Furthermore, in June, CTS truck drivers throughout the country launched a week-long strike against similar conditions. This strike began to impact major corporations like steel producer POSCO and Hyundai Motors, at which point CTS promptly shut down the industrial action with none of the demands met. The HiteJinro drivers’ fight continued, however, cut off from other workers even within their own union.

This is the modus operandi of the KCTU and its affiliates. While posturing as “militant” defenders of workers, the union manoeuvres behind the scenes to reach an agreement that it enforces on its members. At the same time, strikes are limited as much as possible in order to protect South Korean corporations and the profit system. When strikes do break out, like the current one involving the freight drivers, they are isolated from other sections of the working class.

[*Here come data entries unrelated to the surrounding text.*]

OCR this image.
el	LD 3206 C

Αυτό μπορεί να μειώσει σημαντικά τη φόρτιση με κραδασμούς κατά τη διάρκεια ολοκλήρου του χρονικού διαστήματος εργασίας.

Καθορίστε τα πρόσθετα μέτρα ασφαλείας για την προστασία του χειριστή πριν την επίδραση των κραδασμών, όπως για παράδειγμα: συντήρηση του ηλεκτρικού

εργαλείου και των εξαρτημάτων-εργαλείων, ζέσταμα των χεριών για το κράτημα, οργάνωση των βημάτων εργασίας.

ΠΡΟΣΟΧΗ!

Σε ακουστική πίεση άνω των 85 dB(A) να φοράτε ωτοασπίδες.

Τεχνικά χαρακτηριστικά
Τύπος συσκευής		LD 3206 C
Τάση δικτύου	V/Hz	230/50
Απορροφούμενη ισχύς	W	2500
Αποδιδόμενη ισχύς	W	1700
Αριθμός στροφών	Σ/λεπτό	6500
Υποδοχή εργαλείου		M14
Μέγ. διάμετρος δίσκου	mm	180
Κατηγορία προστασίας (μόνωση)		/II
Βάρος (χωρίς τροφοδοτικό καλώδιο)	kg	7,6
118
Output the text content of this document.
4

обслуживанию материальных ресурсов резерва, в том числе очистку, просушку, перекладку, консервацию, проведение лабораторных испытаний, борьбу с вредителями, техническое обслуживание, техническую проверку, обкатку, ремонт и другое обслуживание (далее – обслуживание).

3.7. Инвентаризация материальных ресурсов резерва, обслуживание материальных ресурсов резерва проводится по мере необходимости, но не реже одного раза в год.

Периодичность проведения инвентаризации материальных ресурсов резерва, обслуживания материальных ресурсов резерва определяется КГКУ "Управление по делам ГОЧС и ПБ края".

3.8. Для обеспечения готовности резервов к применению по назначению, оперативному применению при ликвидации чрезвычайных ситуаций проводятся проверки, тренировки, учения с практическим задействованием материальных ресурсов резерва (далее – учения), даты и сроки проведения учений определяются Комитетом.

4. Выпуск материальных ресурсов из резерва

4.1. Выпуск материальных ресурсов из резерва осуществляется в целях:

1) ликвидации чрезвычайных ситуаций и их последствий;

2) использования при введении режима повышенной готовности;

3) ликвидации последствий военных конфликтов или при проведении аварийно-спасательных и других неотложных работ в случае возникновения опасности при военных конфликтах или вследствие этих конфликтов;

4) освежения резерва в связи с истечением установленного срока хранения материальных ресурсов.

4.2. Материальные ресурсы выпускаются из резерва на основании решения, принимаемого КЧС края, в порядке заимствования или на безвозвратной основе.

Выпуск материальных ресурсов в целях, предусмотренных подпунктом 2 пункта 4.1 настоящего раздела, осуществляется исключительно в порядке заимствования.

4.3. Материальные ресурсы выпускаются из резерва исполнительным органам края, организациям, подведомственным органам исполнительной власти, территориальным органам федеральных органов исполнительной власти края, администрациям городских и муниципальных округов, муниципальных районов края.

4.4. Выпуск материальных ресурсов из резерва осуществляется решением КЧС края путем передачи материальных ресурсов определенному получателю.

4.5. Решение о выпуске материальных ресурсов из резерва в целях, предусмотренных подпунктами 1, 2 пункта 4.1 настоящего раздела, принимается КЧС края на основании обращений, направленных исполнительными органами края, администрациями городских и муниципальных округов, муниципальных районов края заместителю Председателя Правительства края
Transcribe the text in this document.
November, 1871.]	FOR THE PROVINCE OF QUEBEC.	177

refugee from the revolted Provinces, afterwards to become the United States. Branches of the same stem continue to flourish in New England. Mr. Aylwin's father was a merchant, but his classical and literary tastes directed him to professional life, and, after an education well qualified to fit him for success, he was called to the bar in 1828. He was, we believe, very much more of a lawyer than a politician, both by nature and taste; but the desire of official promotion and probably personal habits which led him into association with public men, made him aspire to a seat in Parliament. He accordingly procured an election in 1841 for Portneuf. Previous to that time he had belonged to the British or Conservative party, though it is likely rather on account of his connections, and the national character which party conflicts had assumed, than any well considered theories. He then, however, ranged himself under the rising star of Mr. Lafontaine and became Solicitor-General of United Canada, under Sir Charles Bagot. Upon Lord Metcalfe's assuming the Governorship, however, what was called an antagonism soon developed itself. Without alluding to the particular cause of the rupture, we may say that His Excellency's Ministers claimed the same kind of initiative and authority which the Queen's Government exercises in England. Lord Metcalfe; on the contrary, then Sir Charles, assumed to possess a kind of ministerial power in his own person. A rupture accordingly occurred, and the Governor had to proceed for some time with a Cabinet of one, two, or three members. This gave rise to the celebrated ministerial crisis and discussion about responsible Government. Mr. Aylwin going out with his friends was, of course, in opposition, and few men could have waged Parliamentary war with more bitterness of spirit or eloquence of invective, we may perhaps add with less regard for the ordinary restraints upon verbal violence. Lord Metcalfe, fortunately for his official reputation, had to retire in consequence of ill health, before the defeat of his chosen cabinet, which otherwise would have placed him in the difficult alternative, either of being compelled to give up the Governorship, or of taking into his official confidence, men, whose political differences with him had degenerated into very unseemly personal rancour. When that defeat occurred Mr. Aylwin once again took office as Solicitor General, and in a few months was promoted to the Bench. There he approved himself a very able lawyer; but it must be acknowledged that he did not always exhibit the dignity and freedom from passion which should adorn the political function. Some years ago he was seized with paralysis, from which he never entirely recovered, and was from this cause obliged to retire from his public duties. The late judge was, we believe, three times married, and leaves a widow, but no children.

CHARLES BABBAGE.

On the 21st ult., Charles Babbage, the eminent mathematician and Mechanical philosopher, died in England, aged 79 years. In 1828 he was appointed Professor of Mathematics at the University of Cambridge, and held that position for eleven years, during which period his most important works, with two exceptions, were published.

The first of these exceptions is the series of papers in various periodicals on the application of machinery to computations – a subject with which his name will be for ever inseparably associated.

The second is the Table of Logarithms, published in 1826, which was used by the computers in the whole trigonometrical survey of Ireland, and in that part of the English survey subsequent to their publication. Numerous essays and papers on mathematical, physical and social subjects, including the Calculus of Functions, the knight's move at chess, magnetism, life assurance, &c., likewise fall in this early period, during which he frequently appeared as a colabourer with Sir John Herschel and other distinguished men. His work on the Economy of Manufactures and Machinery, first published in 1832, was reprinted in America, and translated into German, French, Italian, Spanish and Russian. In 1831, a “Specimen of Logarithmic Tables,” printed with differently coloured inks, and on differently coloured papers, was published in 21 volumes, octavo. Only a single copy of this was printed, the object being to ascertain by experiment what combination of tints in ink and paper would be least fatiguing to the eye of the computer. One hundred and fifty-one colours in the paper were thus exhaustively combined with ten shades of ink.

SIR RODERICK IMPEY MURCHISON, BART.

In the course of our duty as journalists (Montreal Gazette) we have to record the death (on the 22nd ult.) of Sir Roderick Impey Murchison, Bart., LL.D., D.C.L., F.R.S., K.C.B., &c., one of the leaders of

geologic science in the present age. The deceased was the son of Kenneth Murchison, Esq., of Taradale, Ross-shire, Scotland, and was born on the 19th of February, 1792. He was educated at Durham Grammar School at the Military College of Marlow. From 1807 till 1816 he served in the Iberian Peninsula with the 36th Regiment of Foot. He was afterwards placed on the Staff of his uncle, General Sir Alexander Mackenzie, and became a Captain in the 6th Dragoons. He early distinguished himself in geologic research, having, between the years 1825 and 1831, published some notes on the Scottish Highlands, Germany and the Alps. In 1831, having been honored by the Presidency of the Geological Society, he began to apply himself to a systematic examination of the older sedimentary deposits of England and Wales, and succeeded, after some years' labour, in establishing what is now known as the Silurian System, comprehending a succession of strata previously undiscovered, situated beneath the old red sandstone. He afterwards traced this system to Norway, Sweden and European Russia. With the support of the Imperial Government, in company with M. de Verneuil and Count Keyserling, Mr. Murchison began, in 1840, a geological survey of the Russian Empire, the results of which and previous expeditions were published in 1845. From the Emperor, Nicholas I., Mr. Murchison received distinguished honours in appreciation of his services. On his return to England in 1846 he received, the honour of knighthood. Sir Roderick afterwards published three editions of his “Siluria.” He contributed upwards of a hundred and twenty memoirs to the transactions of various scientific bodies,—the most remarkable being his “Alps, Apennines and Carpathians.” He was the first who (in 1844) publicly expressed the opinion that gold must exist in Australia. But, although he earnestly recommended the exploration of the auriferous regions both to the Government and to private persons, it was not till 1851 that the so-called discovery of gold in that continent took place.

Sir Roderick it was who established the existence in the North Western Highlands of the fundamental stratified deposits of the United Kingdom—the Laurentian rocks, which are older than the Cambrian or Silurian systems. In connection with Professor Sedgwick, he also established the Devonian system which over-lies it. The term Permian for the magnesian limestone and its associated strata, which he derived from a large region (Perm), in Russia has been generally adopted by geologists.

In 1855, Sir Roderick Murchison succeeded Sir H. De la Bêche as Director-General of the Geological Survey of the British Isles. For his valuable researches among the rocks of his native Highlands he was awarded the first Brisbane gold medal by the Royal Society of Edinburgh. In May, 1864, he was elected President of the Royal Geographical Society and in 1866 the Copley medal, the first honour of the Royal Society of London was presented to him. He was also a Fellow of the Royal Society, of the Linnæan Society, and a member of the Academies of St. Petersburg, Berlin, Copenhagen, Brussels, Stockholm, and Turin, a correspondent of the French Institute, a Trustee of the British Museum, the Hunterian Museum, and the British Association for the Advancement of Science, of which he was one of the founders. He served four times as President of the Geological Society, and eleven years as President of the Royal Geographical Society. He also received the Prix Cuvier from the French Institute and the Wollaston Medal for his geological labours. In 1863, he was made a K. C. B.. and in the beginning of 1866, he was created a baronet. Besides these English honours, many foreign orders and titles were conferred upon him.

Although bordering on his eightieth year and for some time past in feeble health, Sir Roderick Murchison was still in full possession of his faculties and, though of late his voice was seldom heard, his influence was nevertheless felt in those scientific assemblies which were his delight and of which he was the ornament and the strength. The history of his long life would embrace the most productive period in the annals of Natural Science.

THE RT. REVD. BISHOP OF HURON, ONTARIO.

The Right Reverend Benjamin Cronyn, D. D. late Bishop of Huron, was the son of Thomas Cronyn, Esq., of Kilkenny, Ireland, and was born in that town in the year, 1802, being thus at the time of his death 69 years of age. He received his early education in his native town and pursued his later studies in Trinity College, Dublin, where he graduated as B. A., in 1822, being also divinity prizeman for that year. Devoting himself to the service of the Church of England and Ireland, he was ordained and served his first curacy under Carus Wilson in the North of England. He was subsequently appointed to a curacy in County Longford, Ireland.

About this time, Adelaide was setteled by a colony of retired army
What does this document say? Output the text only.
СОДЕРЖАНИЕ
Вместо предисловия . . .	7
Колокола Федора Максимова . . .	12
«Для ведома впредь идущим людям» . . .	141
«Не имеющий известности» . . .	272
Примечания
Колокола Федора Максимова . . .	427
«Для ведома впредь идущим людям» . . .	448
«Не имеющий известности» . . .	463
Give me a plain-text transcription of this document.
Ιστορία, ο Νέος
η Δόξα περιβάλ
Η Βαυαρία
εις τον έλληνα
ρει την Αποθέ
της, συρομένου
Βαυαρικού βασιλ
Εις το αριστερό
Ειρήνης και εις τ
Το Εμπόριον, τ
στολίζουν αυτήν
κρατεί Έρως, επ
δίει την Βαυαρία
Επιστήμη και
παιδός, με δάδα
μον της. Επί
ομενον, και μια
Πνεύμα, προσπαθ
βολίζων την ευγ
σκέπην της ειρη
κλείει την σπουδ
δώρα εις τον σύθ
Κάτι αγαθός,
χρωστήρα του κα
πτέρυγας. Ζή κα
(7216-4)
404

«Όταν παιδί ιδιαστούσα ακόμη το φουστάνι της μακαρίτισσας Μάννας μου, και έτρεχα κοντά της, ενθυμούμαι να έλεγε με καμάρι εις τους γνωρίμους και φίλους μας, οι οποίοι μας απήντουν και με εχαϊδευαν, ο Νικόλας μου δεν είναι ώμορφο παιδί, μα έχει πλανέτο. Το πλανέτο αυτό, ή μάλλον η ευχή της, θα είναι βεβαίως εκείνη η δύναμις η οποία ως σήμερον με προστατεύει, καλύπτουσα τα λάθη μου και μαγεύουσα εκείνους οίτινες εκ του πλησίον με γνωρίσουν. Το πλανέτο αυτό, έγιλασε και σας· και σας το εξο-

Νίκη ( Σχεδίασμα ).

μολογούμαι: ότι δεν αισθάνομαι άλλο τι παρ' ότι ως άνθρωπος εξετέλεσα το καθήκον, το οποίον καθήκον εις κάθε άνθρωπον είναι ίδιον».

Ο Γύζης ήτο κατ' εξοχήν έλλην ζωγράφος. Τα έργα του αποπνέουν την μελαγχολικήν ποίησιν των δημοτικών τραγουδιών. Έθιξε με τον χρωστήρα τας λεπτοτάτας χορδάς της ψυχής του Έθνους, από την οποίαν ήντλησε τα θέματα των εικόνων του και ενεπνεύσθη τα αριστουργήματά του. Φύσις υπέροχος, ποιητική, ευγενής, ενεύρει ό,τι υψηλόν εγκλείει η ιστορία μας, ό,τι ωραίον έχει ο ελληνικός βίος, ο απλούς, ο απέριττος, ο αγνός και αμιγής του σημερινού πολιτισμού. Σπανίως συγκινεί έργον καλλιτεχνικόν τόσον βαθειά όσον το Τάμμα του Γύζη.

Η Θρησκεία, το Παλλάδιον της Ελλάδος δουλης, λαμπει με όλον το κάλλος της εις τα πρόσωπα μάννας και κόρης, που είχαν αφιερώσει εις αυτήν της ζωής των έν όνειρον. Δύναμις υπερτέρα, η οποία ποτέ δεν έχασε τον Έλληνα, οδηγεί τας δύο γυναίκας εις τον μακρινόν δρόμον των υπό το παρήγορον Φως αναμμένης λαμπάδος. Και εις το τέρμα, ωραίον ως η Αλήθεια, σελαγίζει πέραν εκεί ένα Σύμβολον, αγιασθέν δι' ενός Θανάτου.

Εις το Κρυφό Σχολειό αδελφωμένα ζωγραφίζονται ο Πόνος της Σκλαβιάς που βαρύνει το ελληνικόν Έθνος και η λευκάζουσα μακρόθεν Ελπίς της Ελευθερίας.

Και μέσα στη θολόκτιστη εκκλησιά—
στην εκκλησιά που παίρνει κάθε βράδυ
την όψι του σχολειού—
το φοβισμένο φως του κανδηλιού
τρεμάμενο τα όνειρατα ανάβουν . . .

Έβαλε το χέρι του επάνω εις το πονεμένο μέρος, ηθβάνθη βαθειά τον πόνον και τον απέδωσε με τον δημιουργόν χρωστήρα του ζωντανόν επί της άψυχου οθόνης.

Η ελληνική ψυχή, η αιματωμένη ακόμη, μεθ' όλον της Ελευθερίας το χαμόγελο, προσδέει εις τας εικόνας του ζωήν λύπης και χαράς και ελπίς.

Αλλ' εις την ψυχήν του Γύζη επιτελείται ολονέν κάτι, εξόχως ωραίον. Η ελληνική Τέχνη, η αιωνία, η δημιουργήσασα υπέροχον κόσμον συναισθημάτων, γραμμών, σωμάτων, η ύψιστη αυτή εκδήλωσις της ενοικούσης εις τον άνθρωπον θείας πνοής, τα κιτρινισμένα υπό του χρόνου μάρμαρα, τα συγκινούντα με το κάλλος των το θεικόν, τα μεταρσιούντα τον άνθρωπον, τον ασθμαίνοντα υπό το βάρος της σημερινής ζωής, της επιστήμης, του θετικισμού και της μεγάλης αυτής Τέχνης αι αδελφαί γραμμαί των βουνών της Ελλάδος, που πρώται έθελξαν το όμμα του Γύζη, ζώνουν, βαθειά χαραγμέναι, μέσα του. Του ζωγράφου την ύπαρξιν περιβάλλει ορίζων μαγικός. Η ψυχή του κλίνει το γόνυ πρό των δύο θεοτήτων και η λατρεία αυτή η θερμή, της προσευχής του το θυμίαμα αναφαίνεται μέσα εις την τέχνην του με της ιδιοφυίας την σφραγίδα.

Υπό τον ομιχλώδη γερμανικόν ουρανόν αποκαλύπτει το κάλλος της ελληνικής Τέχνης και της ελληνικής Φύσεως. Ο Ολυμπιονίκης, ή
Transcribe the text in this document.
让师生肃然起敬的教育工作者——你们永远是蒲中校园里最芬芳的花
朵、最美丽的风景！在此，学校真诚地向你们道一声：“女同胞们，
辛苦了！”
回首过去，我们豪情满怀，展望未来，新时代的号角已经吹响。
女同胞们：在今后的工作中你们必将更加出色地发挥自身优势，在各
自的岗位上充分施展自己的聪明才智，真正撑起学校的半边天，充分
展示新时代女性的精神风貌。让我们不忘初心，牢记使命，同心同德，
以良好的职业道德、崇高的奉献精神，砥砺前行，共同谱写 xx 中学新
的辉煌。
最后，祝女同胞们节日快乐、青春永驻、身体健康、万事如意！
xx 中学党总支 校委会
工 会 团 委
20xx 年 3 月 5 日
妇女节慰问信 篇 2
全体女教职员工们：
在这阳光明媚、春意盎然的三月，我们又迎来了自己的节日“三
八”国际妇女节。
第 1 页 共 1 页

In order to take forward their struggle, protesting drivers at HiteJinro must break with the KCTU and all capitalist parties and organizations through the establishment of independent rank-and-file committees.

These committees must reach out to all sections of the working class in South Korea and internationally, all of which face the same exploitative conditions, in order to expand their struggle. The aim must be to develop an independent movement of the working class against the capitalist system itself.